The woman wasn’t doing a good job of walking, no doubt because she was wearing a pair of high heels. When she realized he was behind her, she tried to move faster. And then she stumbled off the road and down into a wide field that led nowhere. Billy shoved the truck into park and got out. The woman was trying to slide into the treeline at one side of the field.

“Hey,” he called out. “You need some help?”

It was a stupid question, but he figured she was scared and didn’t need him chasing after her. She stopped and turned and he spoke again as snow dissolved against his face and chilled his skin.

“Can I give you a ride somewhere, ma’am? Or you can use my phone to call for help if you prefer.”

She began to move toward him then and he breathed a sigh of relief. He hadn’t really wanted to chase some strange woman into the trees, but he couldn’t in all conscience have left her out here to freeze.

She had trouble moving up the slope and he went over to give her a hand. It was pretty dark, but her pale coat stood out like a beacon in the reflected light from the Tahoe. He gripped the flashlight in one fist but resisted the urge to shine it on her.
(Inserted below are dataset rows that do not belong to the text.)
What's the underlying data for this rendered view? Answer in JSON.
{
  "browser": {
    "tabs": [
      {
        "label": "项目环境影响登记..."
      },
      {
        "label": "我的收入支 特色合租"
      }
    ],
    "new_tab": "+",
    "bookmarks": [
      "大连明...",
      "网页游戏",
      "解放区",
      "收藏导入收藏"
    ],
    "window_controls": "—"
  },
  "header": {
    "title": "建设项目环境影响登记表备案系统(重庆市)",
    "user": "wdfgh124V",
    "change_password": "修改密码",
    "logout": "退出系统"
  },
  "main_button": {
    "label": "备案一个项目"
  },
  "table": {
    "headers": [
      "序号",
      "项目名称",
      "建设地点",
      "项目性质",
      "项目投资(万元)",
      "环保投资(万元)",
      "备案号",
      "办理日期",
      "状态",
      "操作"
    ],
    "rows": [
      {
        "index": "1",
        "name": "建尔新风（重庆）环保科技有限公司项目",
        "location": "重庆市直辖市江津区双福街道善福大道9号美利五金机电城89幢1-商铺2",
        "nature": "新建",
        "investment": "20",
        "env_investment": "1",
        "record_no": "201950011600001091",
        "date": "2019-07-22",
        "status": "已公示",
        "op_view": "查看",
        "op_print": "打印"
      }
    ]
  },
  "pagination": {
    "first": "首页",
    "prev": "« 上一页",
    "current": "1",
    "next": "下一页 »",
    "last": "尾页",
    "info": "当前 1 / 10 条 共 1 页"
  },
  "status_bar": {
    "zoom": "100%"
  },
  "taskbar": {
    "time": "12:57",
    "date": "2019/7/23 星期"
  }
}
She grasped his hand with gloved fingers and he tugged her up the slope until she was on a level with him. She was shorter than he was — no surprise since he didn’t encounter many women who were six-two — and small-boned. He looked down at her feet, wondering how on earth she’d managed to run toward the woods in those heels, and realized she’d lost the shoes. She was standing barefoot in the snow on a freezing Maryland road and that sound he heard was her teeth chattering.

Billy swore. On instinct, he swept her up into his arms as if she weighed next to nothing. She gasped and he opened his mouth to apologize for surprising her and to reassure her that he wouldn’t hurt her.

But then she laughed and he stilled as that sound dove down beneath his skin and curled around his soul. He knew that laugh. Her hood had fallen back now and he peered down into a face he’d never thought he would see again. She’d ripped his guts out when she’d left. Not that he would ever let her know it.

“Olivia?” His voice was cold and distant. And filled with shock.

“Hey, B-Billy,” she said between chatters. “I w-was just c-coming to s-see you.”